I won’t pretend to know the ins and outs of this. In a nutshell, they’ve been trending away from secularism and towards Islamism for years, especially since Erdogan’s party came to power. It came to a head in April when Abdullah Gul, Erdogan’s right-hand man and a devout Muslim, was nominated for president, prompting giant protests and a walkout by secularist MPs which denied Gul the two-thirds quorum and vote he needed in parliament to be elected. Hence the importance of today’s elections: would the ruling party, AKP, get the 367 of the 550 available seats it needed to install this fundie as guardian of Turkey’s secular state?
Results: probably. AKP actually ended up losing seats, picking up 332 this time compared to the 363 they started with, but their share of the vote increased from 34.3% in 2002 to somewhere between 45% and 48% today. (The quirk by which they lost seats is due, per Barry Rubin, to the fact that additional parties qualified for this election.) They need only 35 more MPs to push Gul through with the requisite two-thirds; given the fact that their support just increased by double digits, they should be able to pressure one of the minority parties into joining them.

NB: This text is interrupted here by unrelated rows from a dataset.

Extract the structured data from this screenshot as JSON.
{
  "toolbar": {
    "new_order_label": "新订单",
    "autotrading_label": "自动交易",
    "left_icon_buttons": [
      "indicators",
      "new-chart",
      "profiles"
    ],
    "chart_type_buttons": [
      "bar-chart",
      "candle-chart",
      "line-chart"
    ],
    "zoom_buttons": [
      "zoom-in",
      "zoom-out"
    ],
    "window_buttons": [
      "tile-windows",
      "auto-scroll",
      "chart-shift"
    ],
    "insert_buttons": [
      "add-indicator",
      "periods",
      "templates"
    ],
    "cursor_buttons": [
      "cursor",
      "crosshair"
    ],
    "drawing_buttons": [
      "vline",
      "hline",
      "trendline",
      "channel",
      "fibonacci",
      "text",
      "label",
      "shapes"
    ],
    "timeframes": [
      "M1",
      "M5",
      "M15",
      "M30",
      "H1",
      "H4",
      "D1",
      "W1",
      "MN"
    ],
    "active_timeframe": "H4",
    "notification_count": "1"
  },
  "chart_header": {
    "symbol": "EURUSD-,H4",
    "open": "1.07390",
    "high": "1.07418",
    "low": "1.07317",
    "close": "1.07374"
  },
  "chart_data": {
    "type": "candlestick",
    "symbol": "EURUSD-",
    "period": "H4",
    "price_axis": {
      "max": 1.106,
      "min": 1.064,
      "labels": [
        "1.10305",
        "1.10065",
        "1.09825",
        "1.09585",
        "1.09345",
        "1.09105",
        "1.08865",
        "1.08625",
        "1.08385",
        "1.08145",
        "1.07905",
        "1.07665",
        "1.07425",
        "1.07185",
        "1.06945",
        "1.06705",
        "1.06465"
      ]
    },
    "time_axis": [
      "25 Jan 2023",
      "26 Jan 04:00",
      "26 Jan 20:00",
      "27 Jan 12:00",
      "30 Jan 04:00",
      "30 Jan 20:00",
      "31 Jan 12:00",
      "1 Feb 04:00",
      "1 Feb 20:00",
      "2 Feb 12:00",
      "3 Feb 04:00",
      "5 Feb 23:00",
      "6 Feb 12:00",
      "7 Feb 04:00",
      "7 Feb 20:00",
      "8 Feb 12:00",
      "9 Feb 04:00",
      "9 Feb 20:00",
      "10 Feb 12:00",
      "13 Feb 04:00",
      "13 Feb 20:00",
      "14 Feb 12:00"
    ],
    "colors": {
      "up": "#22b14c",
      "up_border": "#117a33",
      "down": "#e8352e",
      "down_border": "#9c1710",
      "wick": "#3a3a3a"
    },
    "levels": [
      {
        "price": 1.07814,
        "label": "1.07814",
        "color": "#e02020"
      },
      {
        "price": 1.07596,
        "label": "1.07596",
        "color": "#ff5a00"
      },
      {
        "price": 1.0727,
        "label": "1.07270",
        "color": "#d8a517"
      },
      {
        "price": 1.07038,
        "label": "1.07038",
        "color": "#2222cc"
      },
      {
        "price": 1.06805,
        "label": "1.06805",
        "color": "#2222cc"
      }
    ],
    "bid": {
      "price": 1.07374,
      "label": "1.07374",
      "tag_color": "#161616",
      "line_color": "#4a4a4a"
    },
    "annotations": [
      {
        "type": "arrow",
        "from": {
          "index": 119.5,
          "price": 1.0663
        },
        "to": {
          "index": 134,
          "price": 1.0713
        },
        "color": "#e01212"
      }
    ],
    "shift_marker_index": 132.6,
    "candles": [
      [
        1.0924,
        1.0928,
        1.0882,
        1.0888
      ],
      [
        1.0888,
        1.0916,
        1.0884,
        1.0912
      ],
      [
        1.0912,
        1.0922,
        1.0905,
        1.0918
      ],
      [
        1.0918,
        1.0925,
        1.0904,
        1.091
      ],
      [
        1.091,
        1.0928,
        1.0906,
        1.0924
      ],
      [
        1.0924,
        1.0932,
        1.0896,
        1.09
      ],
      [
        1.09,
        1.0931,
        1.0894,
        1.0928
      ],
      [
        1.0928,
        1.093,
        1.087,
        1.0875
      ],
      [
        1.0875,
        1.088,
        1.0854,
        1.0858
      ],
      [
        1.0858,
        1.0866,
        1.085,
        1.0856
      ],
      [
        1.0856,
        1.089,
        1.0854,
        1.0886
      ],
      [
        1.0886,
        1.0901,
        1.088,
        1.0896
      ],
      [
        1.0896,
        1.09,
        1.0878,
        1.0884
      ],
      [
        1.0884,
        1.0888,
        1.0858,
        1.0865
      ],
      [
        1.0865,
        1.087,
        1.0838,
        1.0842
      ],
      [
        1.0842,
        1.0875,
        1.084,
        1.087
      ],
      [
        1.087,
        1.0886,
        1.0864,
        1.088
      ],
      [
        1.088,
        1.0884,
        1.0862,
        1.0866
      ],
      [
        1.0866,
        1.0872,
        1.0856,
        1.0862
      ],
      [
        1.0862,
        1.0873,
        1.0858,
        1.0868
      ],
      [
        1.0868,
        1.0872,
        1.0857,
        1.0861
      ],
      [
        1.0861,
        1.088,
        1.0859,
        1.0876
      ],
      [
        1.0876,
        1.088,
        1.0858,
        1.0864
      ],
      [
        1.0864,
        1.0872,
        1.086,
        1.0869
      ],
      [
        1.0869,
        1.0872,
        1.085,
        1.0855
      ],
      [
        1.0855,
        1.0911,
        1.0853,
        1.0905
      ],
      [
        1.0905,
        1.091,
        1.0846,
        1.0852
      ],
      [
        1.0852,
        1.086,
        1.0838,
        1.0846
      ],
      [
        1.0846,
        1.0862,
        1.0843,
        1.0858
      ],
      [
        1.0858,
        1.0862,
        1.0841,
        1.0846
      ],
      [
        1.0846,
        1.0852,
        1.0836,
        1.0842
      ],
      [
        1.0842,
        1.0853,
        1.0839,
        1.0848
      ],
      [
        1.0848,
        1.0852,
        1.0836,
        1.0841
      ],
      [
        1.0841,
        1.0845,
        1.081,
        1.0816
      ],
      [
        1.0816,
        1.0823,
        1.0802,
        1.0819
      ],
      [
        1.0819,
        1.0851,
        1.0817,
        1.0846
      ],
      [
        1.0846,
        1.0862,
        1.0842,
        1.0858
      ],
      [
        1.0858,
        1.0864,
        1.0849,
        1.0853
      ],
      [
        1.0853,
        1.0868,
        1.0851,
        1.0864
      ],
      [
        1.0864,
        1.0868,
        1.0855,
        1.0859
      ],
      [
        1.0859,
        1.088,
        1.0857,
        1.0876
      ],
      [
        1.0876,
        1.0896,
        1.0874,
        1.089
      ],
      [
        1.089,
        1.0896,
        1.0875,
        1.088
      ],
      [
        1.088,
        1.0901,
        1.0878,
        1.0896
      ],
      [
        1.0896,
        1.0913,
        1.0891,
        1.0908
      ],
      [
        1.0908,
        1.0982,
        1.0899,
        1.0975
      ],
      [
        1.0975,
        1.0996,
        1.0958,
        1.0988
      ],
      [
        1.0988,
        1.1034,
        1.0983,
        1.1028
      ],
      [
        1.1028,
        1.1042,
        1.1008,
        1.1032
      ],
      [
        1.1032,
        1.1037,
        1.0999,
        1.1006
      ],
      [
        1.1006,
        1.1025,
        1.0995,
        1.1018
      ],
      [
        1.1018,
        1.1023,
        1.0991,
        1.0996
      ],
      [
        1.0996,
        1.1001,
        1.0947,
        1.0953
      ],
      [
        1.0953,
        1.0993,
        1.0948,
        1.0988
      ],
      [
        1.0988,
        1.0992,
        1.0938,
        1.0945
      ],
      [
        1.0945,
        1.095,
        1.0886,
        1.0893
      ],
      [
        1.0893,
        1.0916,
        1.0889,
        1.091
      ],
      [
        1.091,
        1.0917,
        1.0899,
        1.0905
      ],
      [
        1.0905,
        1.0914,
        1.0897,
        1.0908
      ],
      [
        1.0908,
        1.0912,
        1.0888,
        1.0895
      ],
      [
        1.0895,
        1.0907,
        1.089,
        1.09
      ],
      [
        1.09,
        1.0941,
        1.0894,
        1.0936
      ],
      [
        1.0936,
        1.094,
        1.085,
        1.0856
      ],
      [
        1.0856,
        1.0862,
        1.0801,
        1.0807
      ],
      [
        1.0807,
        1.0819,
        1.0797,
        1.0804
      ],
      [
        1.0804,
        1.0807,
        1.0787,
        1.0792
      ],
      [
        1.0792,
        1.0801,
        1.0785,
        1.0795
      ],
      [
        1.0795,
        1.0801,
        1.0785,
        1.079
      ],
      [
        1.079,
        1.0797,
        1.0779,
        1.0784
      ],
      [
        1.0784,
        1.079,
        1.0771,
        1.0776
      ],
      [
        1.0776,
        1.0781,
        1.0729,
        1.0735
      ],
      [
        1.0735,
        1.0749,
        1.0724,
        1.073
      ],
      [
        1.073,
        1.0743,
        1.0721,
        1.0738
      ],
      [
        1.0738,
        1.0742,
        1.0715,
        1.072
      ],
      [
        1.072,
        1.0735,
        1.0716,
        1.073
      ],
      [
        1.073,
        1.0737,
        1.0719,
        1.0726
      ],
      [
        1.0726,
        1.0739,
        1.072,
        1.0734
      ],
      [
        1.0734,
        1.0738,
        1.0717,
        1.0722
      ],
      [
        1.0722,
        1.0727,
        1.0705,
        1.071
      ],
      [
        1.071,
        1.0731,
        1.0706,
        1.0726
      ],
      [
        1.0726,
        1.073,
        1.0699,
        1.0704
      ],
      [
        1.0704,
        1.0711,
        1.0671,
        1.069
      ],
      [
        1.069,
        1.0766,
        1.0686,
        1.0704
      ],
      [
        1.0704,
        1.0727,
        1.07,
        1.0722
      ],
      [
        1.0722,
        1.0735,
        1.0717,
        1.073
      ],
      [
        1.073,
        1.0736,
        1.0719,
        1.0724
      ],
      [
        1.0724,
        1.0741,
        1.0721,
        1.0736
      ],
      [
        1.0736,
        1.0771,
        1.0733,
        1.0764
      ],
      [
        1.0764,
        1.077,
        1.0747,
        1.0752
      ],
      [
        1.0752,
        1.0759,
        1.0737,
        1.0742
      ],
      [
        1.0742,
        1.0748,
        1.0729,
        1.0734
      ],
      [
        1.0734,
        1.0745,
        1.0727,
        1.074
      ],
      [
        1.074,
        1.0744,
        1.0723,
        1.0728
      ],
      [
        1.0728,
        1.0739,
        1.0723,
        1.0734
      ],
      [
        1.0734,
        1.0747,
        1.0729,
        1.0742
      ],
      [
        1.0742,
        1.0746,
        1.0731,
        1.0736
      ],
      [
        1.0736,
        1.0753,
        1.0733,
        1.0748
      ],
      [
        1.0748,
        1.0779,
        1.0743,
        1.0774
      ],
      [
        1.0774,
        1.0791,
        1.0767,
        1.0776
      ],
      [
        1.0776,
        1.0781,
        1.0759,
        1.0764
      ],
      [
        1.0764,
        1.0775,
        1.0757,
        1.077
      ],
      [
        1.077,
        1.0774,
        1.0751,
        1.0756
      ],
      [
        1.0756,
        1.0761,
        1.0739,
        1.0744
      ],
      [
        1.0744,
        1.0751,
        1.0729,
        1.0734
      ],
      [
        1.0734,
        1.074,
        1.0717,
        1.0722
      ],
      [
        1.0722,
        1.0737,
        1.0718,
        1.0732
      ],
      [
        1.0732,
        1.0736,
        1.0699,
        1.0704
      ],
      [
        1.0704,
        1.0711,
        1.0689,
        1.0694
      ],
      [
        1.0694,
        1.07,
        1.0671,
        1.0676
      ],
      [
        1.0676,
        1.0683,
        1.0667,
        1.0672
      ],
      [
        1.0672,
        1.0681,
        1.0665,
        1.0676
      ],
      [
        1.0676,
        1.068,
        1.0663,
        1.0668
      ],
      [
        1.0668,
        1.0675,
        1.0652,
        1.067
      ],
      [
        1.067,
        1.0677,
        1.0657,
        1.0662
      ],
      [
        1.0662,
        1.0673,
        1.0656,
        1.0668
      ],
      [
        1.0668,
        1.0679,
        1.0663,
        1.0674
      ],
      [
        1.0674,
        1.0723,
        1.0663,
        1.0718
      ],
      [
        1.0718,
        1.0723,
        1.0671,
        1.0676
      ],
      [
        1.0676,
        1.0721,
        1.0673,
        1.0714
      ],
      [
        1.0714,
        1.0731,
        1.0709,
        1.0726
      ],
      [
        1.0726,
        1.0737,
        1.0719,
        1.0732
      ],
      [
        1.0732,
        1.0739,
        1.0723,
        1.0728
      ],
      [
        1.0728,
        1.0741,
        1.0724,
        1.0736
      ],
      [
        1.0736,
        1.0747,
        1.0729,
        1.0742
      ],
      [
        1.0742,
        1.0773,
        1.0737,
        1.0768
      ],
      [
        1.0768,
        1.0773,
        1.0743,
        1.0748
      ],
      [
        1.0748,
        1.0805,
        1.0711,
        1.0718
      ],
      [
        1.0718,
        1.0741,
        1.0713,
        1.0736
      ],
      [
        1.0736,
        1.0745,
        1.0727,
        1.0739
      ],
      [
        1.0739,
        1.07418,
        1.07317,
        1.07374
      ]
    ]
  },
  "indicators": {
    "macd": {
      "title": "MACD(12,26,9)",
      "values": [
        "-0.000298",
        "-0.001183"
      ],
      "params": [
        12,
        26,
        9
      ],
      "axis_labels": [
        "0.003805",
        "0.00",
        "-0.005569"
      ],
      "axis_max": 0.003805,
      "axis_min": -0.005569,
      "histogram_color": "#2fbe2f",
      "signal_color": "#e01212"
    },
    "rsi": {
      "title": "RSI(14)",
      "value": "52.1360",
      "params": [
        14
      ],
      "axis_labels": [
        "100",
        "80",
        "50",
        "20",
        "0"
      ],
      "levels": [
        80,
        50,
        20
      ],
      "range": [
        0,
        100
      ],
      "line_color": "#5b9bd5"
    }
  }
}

That’ll leave Gul’s fate in the hands of the Turkish military, which is charged constitutionally with protecting secularism. Will they stage a coup or back down in the face of a popular mandate?
The leader of the nationalist party, which took 85 seats, has already hinted that he’ll support Erdogan’s choice for president. Protests notwithstanding, Erdogan says he still favors Gul.
Update: They’re creeping up on 50%.
With 57 percent of the national vote counted, Mr. Erdogan’s Justice and Development party had taken more than 48 percent of the vote, far higher than the 18 percent garnered by the secular opposition Republican People’s Party and the 14 percent taken by the Nationalist Action Party.
The results, broadcast on Turkish television at 8 p.m. local time, represent a slap to the state establishment, whose secular and nationalist parties were predicting that voters would punish Mr. Erdogan’s party for trying to push what they said was an Islamic agenda.